Thursday, August 1, 2013

Grenada grenades

Newly released British documents from 1983 show that the Reagan-Thatcher relationship was much less amicable then than the conventional wisdom usually proclaims. The British Prime Minister was furious with the President, who called her only hours before U.S. troops invaded Grenada, an island nation that was still part of the British Commonwealth.

The key evidence of U.S. deception was this:
On the evening of Oct. 24, 1983, two messages were sent by Washington, hours after a British minister had told Parliament that there was no indication of an imminent American invasion. The first message said that the United States was considering a request from some Caribbean nations to intervene; the second, sent within four hours, said that it had decided to go ahead.
As the official JCS history of the intervention, called Operation Urgent Fury, details, President Reagan's decision to authorize the execute order was made on October 22, two days before the deceptive messages to Britain, which were sent only hours before the military invasion began.

The British wrongly believed, however, that the action had been planned "for some time." In fact, a military coup and the death of the Grenadian prime minister on October 13 prompted planning for a noncombatant evacuation of American medical students because of the unrest.

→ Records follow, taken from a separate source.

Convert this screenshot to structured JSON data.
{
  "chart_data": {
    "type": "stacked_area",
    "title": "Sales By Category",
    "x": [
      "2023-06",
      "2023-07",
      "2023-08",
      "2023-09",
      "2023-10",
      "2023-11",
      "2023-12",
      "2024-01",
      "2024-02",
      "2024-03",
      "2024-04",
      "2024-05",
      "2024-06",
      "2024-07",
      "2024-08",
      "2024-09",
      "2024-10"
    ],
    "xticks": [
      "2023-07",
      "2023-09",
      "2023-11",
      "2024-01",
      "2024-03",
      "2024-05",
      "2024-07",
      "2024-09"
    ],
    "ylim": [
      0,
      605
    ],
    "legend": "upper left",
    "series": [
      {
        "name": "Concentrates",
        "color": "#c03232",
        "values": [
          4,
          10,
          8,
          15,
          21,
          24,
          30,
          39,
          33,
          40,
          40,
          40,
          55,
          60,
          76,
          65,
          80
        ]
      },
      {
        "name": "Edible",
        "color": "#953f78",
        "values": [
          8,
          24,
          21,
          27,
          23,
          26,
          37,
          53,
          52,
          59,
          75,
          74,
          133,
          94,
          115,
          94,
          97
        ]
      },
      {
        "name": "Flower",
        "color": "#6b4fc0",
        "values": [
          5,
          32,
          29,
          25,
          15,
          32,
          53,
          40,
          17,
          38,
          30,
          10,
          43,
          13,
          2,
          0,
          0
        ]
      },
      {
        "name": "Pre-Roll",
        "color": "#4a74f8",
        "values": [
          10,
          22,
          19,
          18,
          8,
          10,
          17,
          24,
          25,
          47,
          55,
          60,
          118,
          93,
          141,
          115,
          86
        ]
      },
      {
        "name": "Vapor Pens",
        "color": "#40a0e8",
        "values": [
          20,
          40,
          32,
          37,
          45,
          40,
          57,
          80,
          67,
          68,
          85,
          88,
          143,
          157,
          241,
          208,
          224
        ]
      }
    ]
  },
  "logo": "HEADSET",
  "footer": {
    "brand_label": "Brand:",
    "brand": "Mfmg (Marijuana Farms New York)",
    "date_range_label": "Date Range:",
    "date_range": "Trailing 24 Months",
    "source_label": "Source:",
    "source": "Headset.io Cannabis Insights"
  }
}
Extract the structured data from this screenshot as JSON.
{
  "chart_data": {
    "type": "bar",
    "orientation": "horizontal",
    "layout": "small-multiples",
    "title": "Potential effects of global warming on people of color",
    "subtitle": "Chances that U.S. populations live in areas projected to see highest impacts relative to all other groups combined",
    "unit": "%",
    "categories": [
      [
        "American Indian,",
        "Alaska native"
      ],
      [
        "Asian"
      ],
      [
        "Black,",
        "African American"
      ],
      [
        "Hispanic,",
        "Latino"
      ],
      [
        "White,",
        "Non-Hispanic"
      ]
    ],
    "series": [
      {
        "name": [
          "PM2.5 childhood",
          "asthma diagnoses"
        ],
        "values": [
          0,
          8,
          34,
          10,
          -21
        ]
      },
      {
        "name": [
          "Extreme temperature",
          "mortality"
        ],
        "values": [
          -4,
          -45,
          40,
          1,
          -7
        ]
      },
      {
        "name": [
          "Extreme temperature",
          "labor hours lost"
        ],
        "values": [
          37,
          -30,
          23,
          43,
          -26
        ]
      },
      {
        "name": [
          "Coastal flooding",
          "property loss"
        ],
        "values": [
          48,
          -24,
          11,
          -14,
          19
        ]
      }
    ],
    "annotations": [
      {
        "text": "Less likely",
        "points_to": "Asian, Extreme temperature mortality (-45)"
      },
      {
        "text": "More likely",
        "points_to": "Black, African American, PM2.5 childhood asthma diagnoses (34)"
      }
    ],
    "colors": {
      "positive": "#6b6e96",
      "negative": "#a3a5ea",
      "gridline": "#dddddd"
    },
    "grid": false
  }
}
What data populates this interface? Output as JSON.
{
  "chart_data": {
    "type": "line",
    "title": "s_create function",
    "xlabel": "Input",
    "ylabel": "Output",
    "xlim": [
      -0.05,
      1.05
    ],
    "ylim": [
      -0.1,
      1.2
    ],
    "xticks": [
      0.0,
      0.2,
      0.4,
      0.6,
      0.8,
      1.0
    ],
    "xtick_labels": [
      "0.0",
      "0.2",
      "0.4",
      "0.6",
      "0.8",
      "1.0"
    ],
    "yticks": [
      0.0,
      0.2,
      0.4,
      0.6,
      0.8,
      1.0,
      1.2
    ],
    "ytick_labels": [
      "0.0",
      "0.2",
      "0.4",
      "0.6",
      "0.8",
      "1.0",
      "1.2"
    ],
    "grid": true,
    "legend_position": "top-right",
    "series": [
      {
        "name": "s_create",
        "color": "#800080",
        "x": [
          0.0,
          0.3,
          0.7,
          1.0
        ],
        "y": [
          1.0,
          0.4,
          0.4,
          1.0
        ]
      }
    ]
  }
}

Only on October 20 did a senior leadership group decide that the military mission might need to be expanded to include "neutralization of Grenadian forces and armed Cuban workers" as well as establishment of a new government for the island.


While "Urgent Fury" succeeded in evacuating grateful American students, it exposed huge problems in U.S. military planning and operations which accelerated momentum for military reform legislation that became the Goldwater-Nichols law in 1986. Lawmakers learned, for example, that one officer had to make a crucial call for assistance on a pay phone with his credit card because of a lack of interoperable radios among the combined military units.